Wildfires raging across southern Australia have killed one man and destroyed several homes.
The man is the first person confirmed killed in the hundreds of fires which have been raging across the continent since the Australian summer began.
A 61-year-old firefighter was also found dead on Sunday, a few miles from a backburning operation in the island state of Tasmania. Officials have not yet determined how he died.
Wildfires are common throughout Australia in the summer, although record-high temperatures and dry conditions in many areas have added to the ferocity of some of the blazes.
Several exhausted firefighters in the country's most populous state of New South Wales collapsed from the heat, with temperatures soaring past 40C in many areas.
Sydney hit a record 45.8C, beating the previous high of 45.3C set in 1939. The city's withering heat was temporary, though, quickly plummeting into the 30s within an hour. Some relief was in sight, with cooler temperatures and rain predicted across much of the country's south-east for the weekend. Nevertheless, many of the fires were expected to continue burning for weeks.

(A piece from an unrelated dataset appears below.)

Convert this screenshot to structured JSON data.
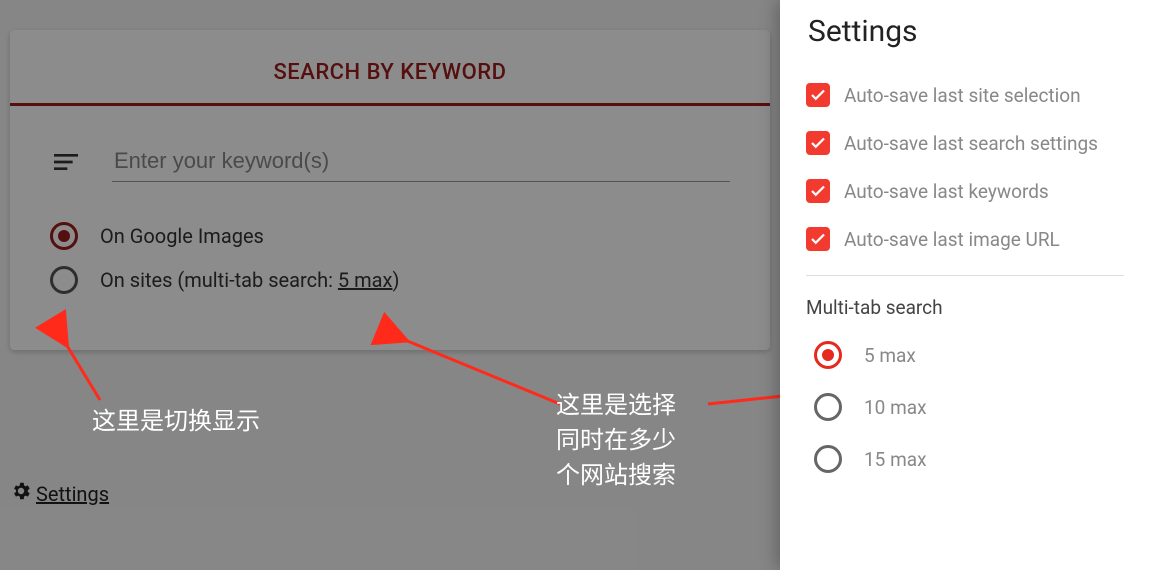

"It's a very dangerous environment we're experiencing today," Victoria country fire authority operations manager Bill Johnstone said. "Given the conditions, it's probably as bad as it can get."
Four holiday homes and one residential house were destroyed near Seaton in a fire which rapidly spread over 111,000 acres (45,000 hectares). Fire officials later lowered the alert level for the blaze and were working to contain it. "We're certainly here for a very protracted fire fight," said Mr Johnstone. "We could be here for days, possibly weeks."
Two houses were destroyed in a fire in southern New South Wales's Bega Valley, the state Rural Fire Service said. More than 100 fires were blazing across New South Wales, though only two were threatening homes.